Technically, all Alex was doing was delivering an order from the commander in chief of the American military forces. But the United States was an almost two-year-old country, and the toddler nation was reluctant to be bound by rules. General Gates, like General Washington and General Schuyler and indeed every other patrician patriot— Jefferson and Franklin and Adams and Madison—had one eye on the war, but the other was firmly focused on what would come after. The new country would need new leaders, and a heroic general could parlay victory on the battlefield to high political office: president perhaps, if that was the direction the new republic went.

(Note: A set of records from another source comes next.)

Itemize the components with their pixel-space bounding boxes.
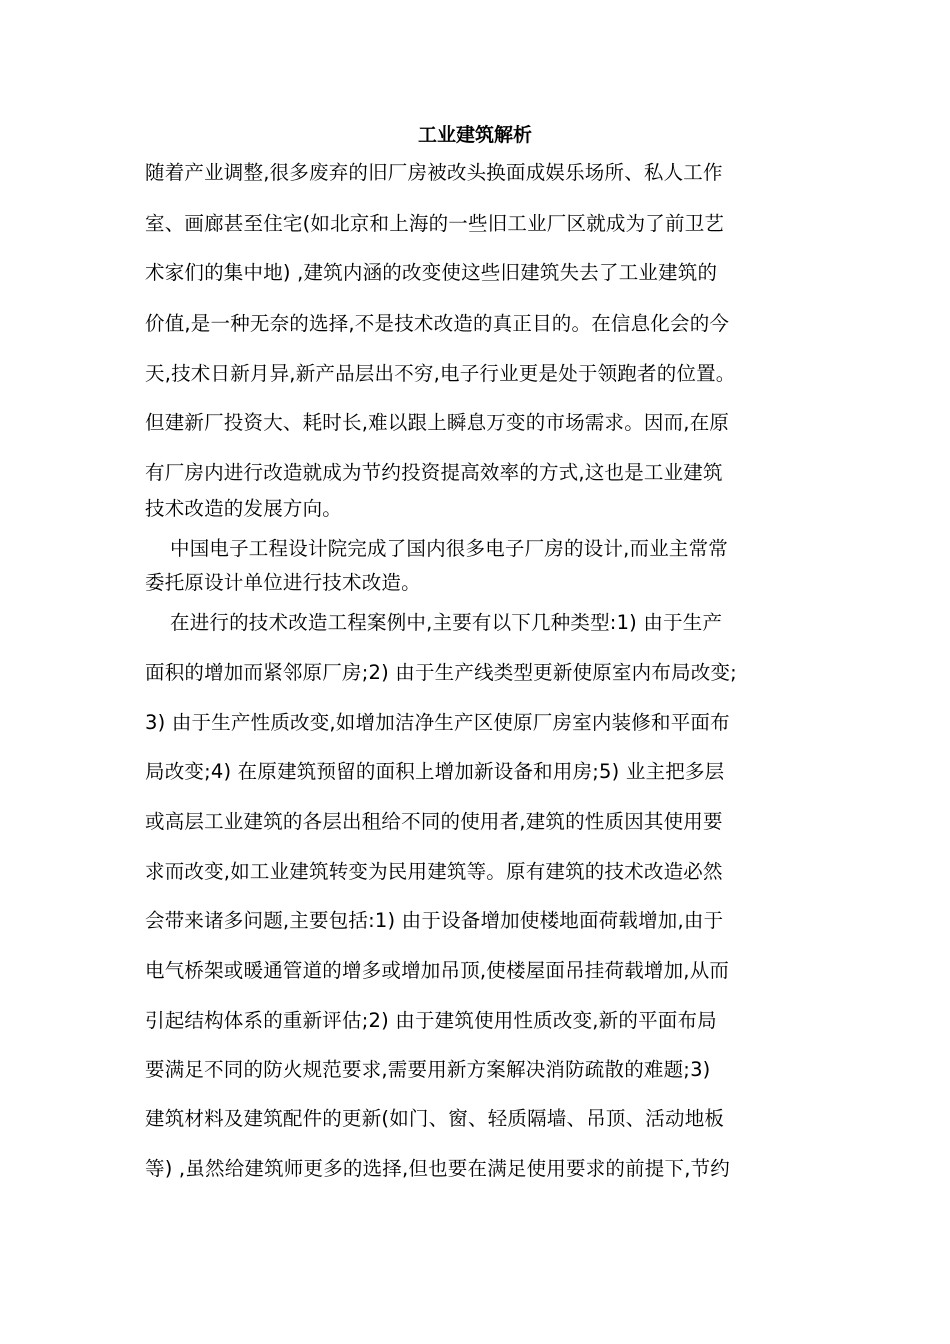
text-line: 建筑材料及建筑配件的更新(如门、窗、轻质隔墙、吊顶、活动地板 bbox=[145, 1107, 725, 1130]
text-line: 面积的增加而紧邻原厂房;2) 由于生产线类型更新使原室内布局改变; bbox=[145, 661, 737, 684]
text-line: 天,技术日新月异,新产品层出不穷,电子行业更是处于领跑者的位置。 bbox=[145, 362, 736, 385]
text-line: 随着产业调整,很多废弃的旧厂房被改头换面成娱乐场所、私人工作 bbox=[145, 161, 723, 184]
text-line: 术家们的集中地) ,建筑内涵的改变使这些旧建筑失去了工业建筑的 bbox=[145, 261, 718, 284]
text-line: 局改变;4) 在原建筑预留的面积上增加新设备和用房;5) 业主把多层 bbox=[145, 760, 725, 783]
text-line: 中国电子工程设计院完成了国内很多电子厂房的设计,而业主常常 bbox=[170, 537, 728, 560]
text-line: 引起结构体系的重新评估;2) 由于建筑使用性质改变,新的平面布局 bbox=[145, 1009, 717, 1032]
text-line: 室、画廊甚至住宅(如北京和上海的一些旧工业厂区就成为了前卫艺 bbox=[145, 212, 725, 235]
text-line: 会带来诸多问题,主要包括:1) 由于设备增加使楼地面荷载增加,由于 bbox=[145, 909, 724, 932]
document-title: 工业建筑解析 bbox=[417, 124, 532, 146]
text-line: 委托原设计单位进行技术改造。 bbox=[145, 571, 421, 594]
text-line: 在进行的技术改造工程案例中,主要有以下几种类型:1) 由于生产 bbox=[170, 611, 723, 634]
text-line: 技术改造的发展方向。 bbox=[145, 497, 343, 520]
text-line: 有厂房内进行改造就成为节约投资提高效率的方式,这也是工业建筑 bbox=[145, 461, 723, 484]
text-line: 等) ,虽然给建筑师更多的选择,但也要在满足使用要求的前提下,节约 bbox=[145, 1157, 731, 1180]
text-line: 但建新厂投资大、耗时长,难以跟上瞬息万变的市场需求。因而,在原 bbox=[145, 411, 730, 434]
text-line: 价值,是一种无奈的选择,不是技术改造的真正目的。在信息化会的今 bbox=[145, 312, 730, 335]
text-line: 电气桥架或暖通管道的增多或增加吊顶,使楼屋面吊挂荷载增加,从而 bbox=[145, 959, 730, 982]
text-line: 3) 由于生产性质改变,如增加洁净生产区使原厂房室内装修和平面布 bbox=[145, 711, 730, 734]
text-line: 或高层工业建筑的各层出租给不同的使用者,建筑的性质因其使用要 bbox=[145, 810, 723, 833]
text-line: 要满足不同的防火规范要求,需要用新方案解决消防疏散的难题;3) bbox=[145, 1058, 711, 1081]
text-line: 求而改变,如工业建筑转变为民用建筑等。原有建筑的技术改造必然 bbox=[145, 860, 723, 883]
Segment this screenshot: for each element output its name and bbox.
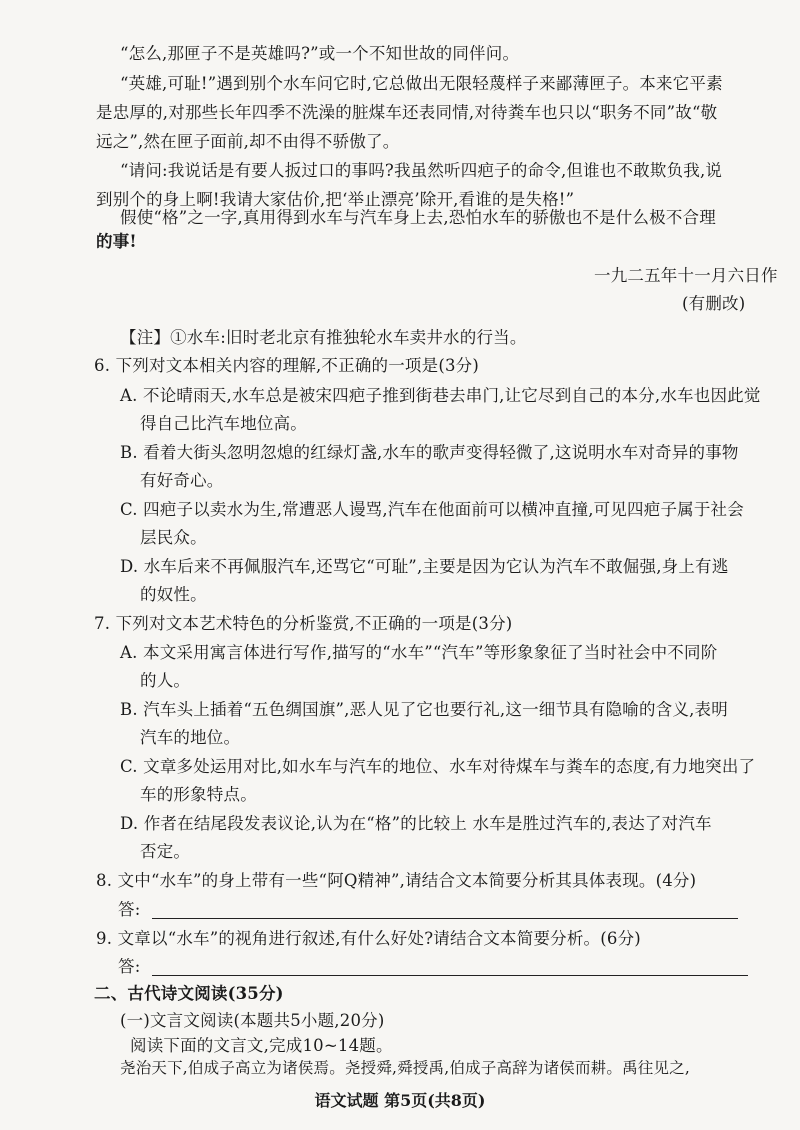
q7-option-c-cont: 车的形象特点。 bbox=[140, 785, 257, 804]
passage-line: 到别个的身上啊!我请大家估价,把‘举止漂亮’除开,看谁的是失格!” bbox=[96, 190, 575, 209]
q7-option-d: D. 作者在结尾段发表议论,认为在“格”的比较上 水车是胜过汽车的,表达了对汽车 bbox=[120, 814, 712, 833]
q7-option-b-cont: 汽车的地位。 bbox=[140, 728, 241, 747]
answer-label-8: 答: bbox=[118, 900, 141, 919]
q6-option-d: D. 水车后来不再佩服汽车,还骂它“可耻”,主要是因为它认为汽车不敢倔强,身上有逃 bbox=[120, 557, 729, 576]
q6-option-a: A. 不论晴雨天,水车总是被宋四疤子推到街巷去串门,让它尽到自己的本分,水车也因此觉 bbox=[120, 386, 761, 405]
date-line: 一九二五年十一月六日作 bbox=[594, 266, 778, 285]
answer-line-8[interactable] bbox=[152, 918, 738, 919]
q6-option-c-cont: 层民众。 bbox=[140, 528, 207, 547]
answer-line-9[interactable] bbox=[152, 975, 748, 976]
passage-line: “怎么,那匣子不是英雄吗?”或一个不知世故的同伴问。 bbox=[120, 44, 520, 63]
q7-option-d-cont: 否定。 bbox=[140, 842, 191, 861]
question-9: 9. 文章以“水车”的视角进行叙述,有什么好处?请结合文本简要分析。(6分) bbox=[96, 929, 641, 948]
reading-instruction: 阅读下面的文言文,完成10~14题。 bbox=[130, 1036, 393, 1055]
passage-line: “请问:我说话是有要人扳过口的事吗?我虽然听四疤子的命令,但谁也不敢欺负我,说 bbox=[120, 161, 723, 180]
q6-option-b: B. 看着大街头忽明忽熄的红绿灯盏,水车的歌声变得轻微了,这说明水车对奇异的事物 bbox=[120, 443, 739, 462]
footnote: 【注】①水车:旧时老北京有推独轮水车卖井水的行当。 bbox=[120, 328, 527, 347]
abridged-note: (有删改) bbox=[682, 294, 746, 313]
passage-line: 的事! bbox=[96, 232, 137, 251]
q6-option-a-cont: 得自己比汽车地位高。 bbox=[140, 414, 307, 433]
question-8: 8. 文中“水车”的身上带有一些“阿Q精神”,请结合文本简要分析其具体表现。(4分) bbox=[96, 871, 697, 890]
passage-line: 远之”,然在匣子面前,却不由得不骄傲了。 bbox=[96, 132, 400, 151]
q6-option-c: C. 四疤子以卖水为生,常遭恶人谩骂,汽车在他面前可以横冲直撞,可见四疤子属于社会 bbox=[120, 500, 744, 519]
answer-label-9: 答: bbox=[118, 957, 141, 976]
q7-option-a: A. 本文采用寓言体进行写作,描写的“水车”“汽车”等形象象征了当时社会中不同阶 bbox=[120, 643, 718, 662]
q6-option-d-cont: 的奴性。 bbox=[140, 585, 207, 604]
q6-option-b-cont: 有好奇心。 bbox=[140, 471, 224, 490]
q7-option-a-cont: 的人。 bbox=[140, 671, 191, 690]
passage-line: “英雄,可耻!”遇到别个水车问它时,它总做出无限轻蔑样子来鄙薄匣子。本来它平素 bbox=[120, 74, 723, 93]
passage-line: 是忠厚的,对那些长年四季不洗澡的脏煤车还表同情,对待粪车也只以“职务不同”故“敬 bbox=[96, 103, 718, 122]
question-6-stem: 6. 下列对文本相关内容的理解,不正确的一项是(3分) bbox=[94, 356, 480, 375]
passage-line: 假使“格”之一字,真用得到水车与汽车身上去,恐怕水车的骄傲也不是什么极不合理 bbox=[120, 208, 716, 227]
page-footer: 语文试题 第5页(共8页) bbox=[314, 1091, 486, 1110]
section-2-heading: 二、古代诗文阅读(35分) bbox=[94, 984, 284, 1003]
q7-option-c: C. 文章多处运用对比,如水车与汽车的地位、水车对待煤车与粪车的态度,有力地突出了 bbox=[120, 757, 756, 776]
classical-text-line: 尧治天下,伯成子高立为诸侯焉。尧授舜,舜授禹,伯成子高辞为诸侯而耕。禹往见之, bbox=[120, 1059, 691, 1077]
q7-option-b: B. 汽车头上插着“五色绸国旗”,恶人见了它也要行礼,这一细节具有隐喻的含义,表明 bbox=[120, 700, 728, 719]
question-7-stem: 7. 下列对文本艺术特色的分析鉴赏,不正确的一项是(3分) bbox=[94, 614, 513, 633]
subsection-1-heading: (一)文言文阅读(本题共5小题,20分) bbox=[120, 1011, 385, 1030]
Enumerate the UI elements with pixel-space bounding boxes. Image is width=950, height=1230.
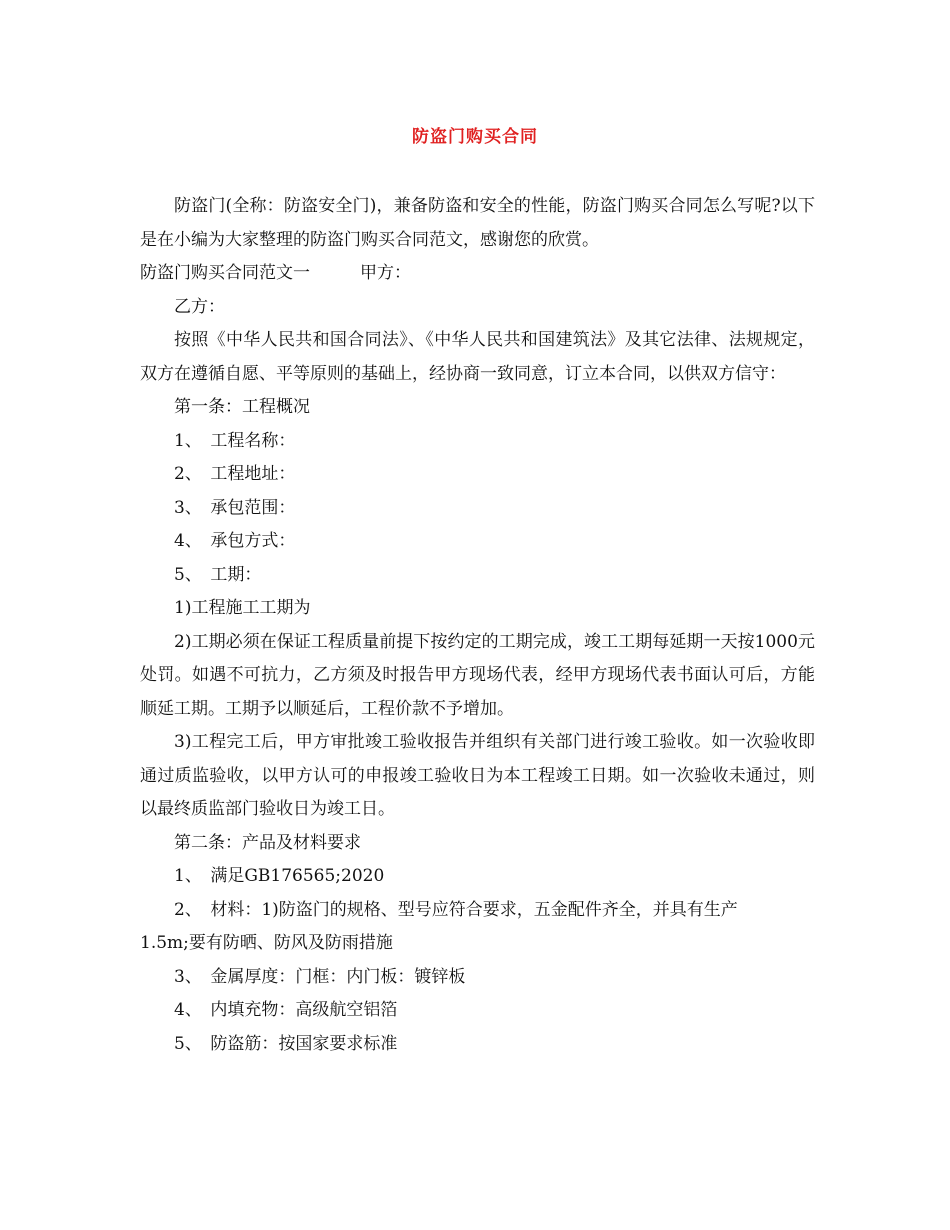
article1-item-method: 4、 承包方式：: [174, 531, 296, 551]
article2-item-standard: 1、 满足GB176565;2020: [174, 866, 385, 886]
period-clause-2: 2)工期必须在保证工程质量前提下按约定的工期完成，竣工工期每延期一天按1000元处罚。如遇不可抗力，乙方须及时报告甲方现场代表，经甲方现场代表书面认可后，方能顺延工期。工期予以顺延后，工程价款不予增加。: [140, 631, 815, 719]
period-clause-3: 3)工程完工后，甲方审批竣工验收报告并组织有关部门进行竣工验收。如一次验收即通过质监验收，以甲方认可的申报竣工验收日为本工程竣工日期。如一次验收未通过，则以最终质监部门验收日为竣工日。: [140, 732, 815, 819]
article1-item-period: 5、 工期：: [174, 564, 262, 585]
article1-item-project-address: 2、 工程地址：: [174, 464, 296, 484]
article1-item-scope: 3、 承包范围：: [174, 497, 296, 518]
document-title: 防盗门购买合同: [412, 127, 538, 147]
sample-heading: 防盗门购买合同范文一: [140, 263, 310, 283]
article2-item-metal-thickness: 3、 金属厚度：门框：内门板：镀锌板: [174, 966, 466, 987]
article2-item-materials: 2、 材料：1)防盗门的规格、型号应符合要求，五金配件齐全，并具有生产: [174, 899, 738, 920]
article2-item-filler: 4、 内填充物：高级航空铝箔: [174, 1000, 398, 1020]
period-clause-1: 1)工程施工工期为: [174, 598, 311, 618]
article1-item-project-name: 1、 工程名称：: [174, 430, 296, 451]
document-body: [140, 190, 815, 1061]
party-b-label: 乙方：: [174, 296, 225, 317]
sample-heading-line: [140, 257, 815, 291]
article2-item-materials-continued: 1.5m;要有防晒、防风及防雨措施: [140, 933, 393, 953]
article2-heading: 第二条：产品及材料要求: [174, 832, 361, 853]
legal-basis-paragraph: 按照《中华人民共和国合同法》、《中华人民共和国建筑法》及其它法律、法规规定，双方在遵循自愿、平等原则的基础上，经协商一致同意，订立本合同，以供双方信守：: [140, 330, 815, 384]
article2-item-anti-theft-bar: 5、 防盗筋：按国家要求标准: [174, 1033, 398, 1054]
intro-paragraph: 防盗门(全称：防盗安全门)，兼备防盗和安全的性能，防盗门购买合同怎么写呢?以下是在小编为大家整理的防盗门购买合同范文，感谢您的欣赏。: [140, 196, 815, 250]
party-a-label: 甲方：: [360, 263, 411, 283]
article1-heading: 第一条：工程概况: [174, 397, 310, 417]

There were some who said the American states needed to replace King George III with their own monarch, and there were those who said Horatio Gates’s autocratic style lent itself to a throne. Alex’s missive would be less of an order, then, and more a request: one that would have to be delivered diplomatically but also persuasively. Success would bring Alex greater prestige—possibly even his own battlefield command, which he had been agitating for since the beginning of the war—while failure could condemn countless patriots to death. Alex relished the opportunity of putting the imperious General Gates in his place without the older man even knowing what was happening.

But just before he’d left Morristown, New Jersey, where the Continental army was wintering, General Washington had called him into his office and charged him with a second duty. The Continental Congress wanted someone to blame for the debacle at Ticonderoga. If the fort hadn’t fallen in July 1777, the Continental army might have pushed as far north as Québec and brought eastern Canada into the United States as the fourteenth state. Instead the army had been forced to spend the past year simply to get back to where they started. The congress wanted to make an example of someone. And General Schuyler had been the commander at the time of the defeat.

General Washington rubbed his eyes in fatigue. “It appears the good general has been caught in the crosshairs of his own command.”

Alex protested, saying General Schuyler wasn’t even at Ticonderoga when it fell: He had been farther north, preparing the invasion of Québec. And the troops defending the fort had been vastly outnumbered and taken by surprise as well. There was nothing shameful in their defeat. There was, rather, much to be praised in the way they had acquitted themselves against overwhelming odds.

“Indeed, sir, if I may,” Alex pleaded. “How to put it? Punishing General Schuyler for the defeat is akin to punishing a mule for being a born a mule, when its parents were a horse and an ass: Some things were simply meant to be.”

The comparison brought a slight but much-needed smile to General Washington’s face.